Lyme disease is treatable with antibiotics in most patients. But for some, this route just doesn’t work. Long-lasting symptoms (such as joint pain, rashes, and fatigue) have baffled researchers, but recently they’ve started gaining ground on treating even chronic cases of Lyme arthritis. And perhaps just in time: Shifts in the acorn and mouse populations in the Northeast are predicted to fuel an upswing of the tick-carried infection in 2012 and beyond.

The key seems to be that some persistent forms of Lyme arthritis are actually caused by an immune system run amok rather than by a lingering infection, says Allen C. Steere, M.D. of Massachusetts General Hospital in Boston. (Dr. Steere, who led the team that identified the first outbreak in 1975, has devoted his career to cracking the code on Lyme disease.) In Steere’s clinic, patients who don’t improve after three months of antibiotics are given antirheumatic drugs such as methotrexate and TNF-alpha inhibitors.

These drugs clamp down on widespread inflammation. The approach clears arthritis in some, but it doesn’t work for everyone.

Other research suggests that many people with antibiotic-resistant arthritis were infected with specific strains of the bacteria Borrelia burgdorferi. Additionally, patients often carry susceptibility genes that influence immune function. Both discoveries may someday lead to therapies that treat and even prevent the disease.

Resistant Lyme remains a medical mystery and one of the most hotly debated and controversial topics in medicine, says John Aucott, M.D., president and founder of the Lyme Disease Research Foundation of Maryland.

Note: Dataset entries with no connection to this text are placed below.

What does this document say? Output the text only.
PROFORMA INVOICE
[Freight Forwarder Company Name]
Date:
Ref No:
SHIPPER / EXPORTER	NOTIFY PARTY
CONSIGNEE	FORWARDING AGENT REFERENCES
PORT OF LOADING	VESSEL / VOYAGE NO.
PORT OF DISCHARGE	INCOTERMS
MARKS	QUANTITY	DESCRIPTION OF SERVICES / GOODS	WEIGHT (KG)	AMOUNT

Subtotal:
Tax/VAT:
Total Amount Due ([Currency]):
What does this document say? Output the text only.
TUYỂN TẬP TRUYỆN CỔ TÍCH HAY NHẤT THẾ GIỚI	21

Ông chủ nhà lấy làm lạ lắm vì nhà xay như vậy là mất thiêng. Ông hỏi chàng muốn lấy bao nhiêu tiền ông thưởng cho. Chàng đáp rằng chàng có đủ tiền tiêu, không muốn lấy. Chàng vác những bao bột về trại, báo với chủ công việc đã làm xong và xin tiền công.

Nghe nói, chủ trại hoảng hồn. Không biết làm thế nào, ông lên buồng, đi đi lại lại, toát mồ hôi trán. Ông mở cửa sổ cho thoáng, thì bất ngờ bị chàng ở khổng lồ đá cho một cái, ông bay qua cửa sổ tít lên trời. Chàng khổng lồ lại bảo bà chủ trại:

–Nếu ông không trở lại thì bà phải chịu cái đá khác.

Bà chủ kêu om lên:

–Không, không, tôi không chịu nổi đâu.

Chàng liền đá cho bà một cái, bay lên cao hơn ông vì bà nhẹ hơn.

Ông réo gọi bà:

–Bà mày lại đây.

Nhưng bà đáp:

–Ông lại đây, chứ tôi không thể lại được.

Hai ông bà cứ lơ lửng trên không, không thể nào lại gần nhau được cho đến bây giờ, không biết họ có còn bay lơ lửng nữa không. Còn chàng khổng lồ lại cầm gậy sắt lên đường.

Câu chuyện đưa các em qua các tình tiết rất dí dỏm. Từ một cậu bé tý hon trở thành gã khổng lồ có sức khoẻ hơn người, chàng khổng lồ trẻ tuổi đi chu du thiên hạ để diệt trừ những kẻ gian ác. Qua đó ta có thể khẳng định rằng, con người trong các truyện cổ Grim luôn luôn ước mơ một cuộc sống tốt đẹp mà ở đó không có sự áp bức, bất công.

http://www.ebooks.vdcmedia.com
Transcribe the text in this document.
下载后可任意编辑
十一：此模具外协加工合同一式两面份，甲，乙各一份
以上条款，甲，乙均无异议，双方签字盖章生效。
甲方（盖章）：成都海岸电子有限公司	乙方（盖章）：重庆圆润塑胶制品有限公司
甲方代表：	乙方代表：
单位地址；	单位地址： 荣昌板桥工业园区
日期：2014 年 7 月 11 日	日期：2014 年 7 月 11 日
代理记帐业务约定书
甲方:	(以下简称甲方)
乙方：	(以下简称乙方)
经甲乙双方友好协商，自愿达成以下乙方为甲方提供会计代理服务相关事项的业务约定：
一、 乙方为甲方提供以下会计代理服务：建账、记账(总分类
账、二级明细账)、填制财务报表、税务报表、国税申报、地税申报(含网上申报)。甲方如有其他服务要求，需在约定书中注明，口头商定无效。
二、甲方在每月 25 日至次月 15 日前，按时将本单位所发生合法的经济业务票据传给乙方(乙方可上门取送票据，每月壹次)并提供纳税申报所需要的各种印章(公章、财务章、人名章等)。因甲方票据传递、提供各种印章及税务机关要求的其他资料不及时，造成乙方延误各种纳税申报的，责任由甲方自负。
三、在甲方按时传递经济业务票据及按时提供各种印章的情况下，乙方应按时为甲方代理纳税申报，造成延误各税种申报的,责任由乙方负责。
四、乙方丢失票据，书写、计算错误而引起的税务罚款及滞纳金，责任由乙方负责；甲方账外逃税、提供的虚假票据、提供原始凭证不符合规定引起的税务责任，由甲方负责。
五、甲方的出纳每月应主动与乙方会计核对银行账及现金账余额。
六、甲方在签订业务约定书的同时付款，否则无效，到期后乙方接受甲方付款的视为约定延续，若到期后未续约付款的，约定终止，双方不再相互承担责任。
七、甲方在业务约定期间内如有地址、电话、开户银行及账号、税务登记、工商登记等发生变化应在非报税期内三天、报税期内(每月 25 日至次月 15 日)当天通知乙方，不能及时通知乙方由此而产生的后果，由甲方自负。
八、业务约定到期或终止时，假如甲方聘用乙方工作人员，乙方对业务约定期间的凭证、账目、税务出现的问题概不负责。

“We and others are focused on improving the diagnosis of Lyme disease in its early, most treatable stage; determining the incidence and severity of antibiotic-resistant symptoms; and understanding the role of extended antibiotic re-treatment in these patients,” explains Dr. Aucott, who is also an instructor at Johns Hopkins School of Medicine.

Meanwhile, prevention is still your best defense. During peak tick season (from April to November) protect yourself in high grass and in the woods by using repellents on shoes, socks, and pant legs, and do full-body checks after going on a hike.